Sean Bean => Bean Alert => Topic started by: patch on July 11, 2017, 04:12:26 AM

Title: Sean Bean. What a revelation.
Post by: patch on July 11, 2017, 04:12:26 AM
Sean Bean. What a revelation
Quote
I’ve been watching him in awe in the excellent Jimmy McGovern-scripted drama Broken, which drew to a close this week, as a troubled Catholic priest tending to his flock in a deprived area of a Northern city. I’ve always thought of the Sheffield-born actor as watchable, reliable, capable and convincing in any of the many and varied roles he has played. True, he is not the most chameleon-like of actors – there is always, it seems to me, an element of himself in whichever character he is portraying, not least in the fact that his lines are more often than not delivered in that unmistakable gruff south Yorkshire growl – but there is never any faulting his honesty.
 
His performances are always wholly authentic whether he’s playing rugged military man Richard Sharpe in the Napoleonic War-set historical drama Sharpe, Boromir in Lord of the Rings, Ned Stark in Game of Thrones or an outrageously louche and sexy Mellors in the 1993 BBC adaptation of D H Lawrence’s Lady Chatterley’s Lover. So, let’s just say I’ve always been a bit of a fan, but I have to admit I had not – until now – fully appreciated quite how talented he is. His performance as Father Michael Kerrigan was as heart-breaking as it was mesmerising. Dealing gently and thoughtfully with the complex needs of his parishioners whose lives are blighted by poverty and a broken, overstretched welfare system, Father Michael had his own demons to contend with. Bean’s ravaged features eloquently expressed an entire hinterland of weary empathy, inner turmoil and traumatic past. In many scenes Bean was entirely silent but he nevertheless communicated heartfelt emotions that frequently moved me to tears. For me Broken was one of the most powerful dramas – and Bean’s the most truthful and affecting performance – that I’ve seen on television in years. Maybe it spoke to something deep in my lapsed Catholic heart, but there was more to it than that.
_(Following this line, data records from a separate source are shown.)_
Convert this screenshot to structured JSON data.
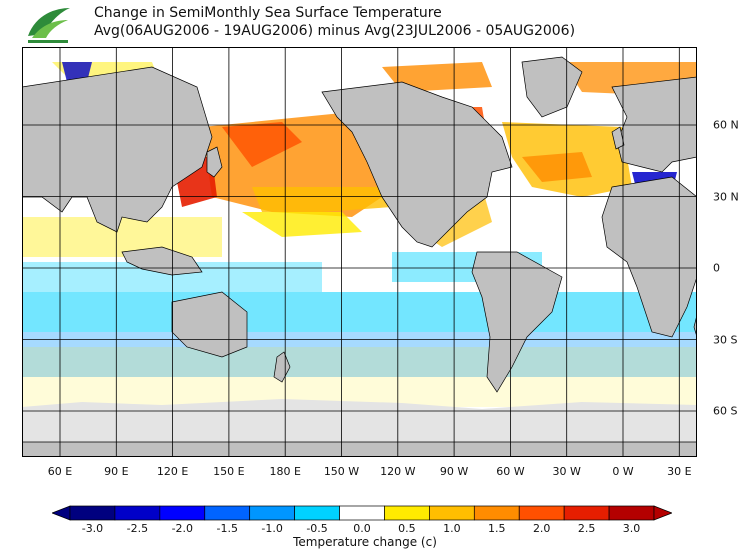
{
  "title": {
    "line1": "Change in SemiMonthly Sea Surface Temperature",
    "line2": "Avg(06AUG2006 - 19AUG2006) minus Avg(23JUL2006 - 05AUG2006)"
  },
  "logo": {
    "icon": "leaf-logo-icon",
    "color": "#2e8b3a"
  },
  "map": {
    "projection": "cylindrical",
    "lon_labels": [
      "60 E",
      "90 E",
      "120 E",
      "150 E",
      "180 E",
      "150 W",
      "120 W",
      "90 W",
      "60 W",
      "30 W",
      "0 W",
      "30 E"
    ],
    "lat_labels": [
      "60 N",
      "30 N",
      "0",
      "30 S",
      "60 S"
    ],
    "land_color": "#c0c0c0",
    "ice_color": "#e4e4e4",
    "grid": true
  },
  "colorbar": {
    "title": "Temperature change  (c)",
    "ticks": [
      "-3.0",
      "-2.5",
      "-2.0",
      "-1.5",
      "-1.0",
      "-0.5",
      "0.0",
      "0.5",
      "1.0",
      "1.5",
      "2.0",
      "2.5",
      "3.0"
    ],
    "colors": [
      "#00007f",
      "#0000c8",
      "#0000ff",
      "#0064ff",
      "#0096ff",
      "#00d2ff",
      "#ffffff",
      "#ffeb00",
      "#ffbe00",
      "#ff8c00",
      "#ff5000",
      "#e61e00",
      "#b40000"
    ]
  }
}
This story was about social injustice, humanity, pain, guilt, decency and redemption. Neither did the script gloss over the darker and more shameful aspects of the Catholic church. McGovern always knew what Bean was capable of. They have often worked together and in a recent Guardian feature he was quoted as saying: “I always go back to Sean – I just think he’s world class. People know he’s good, but I know he’s great.” We all know now. There will be BAFTAs, surely. McGovern and Bean are quite a double-act. Let’s hope they are both – together or separately – back on our screens again soon.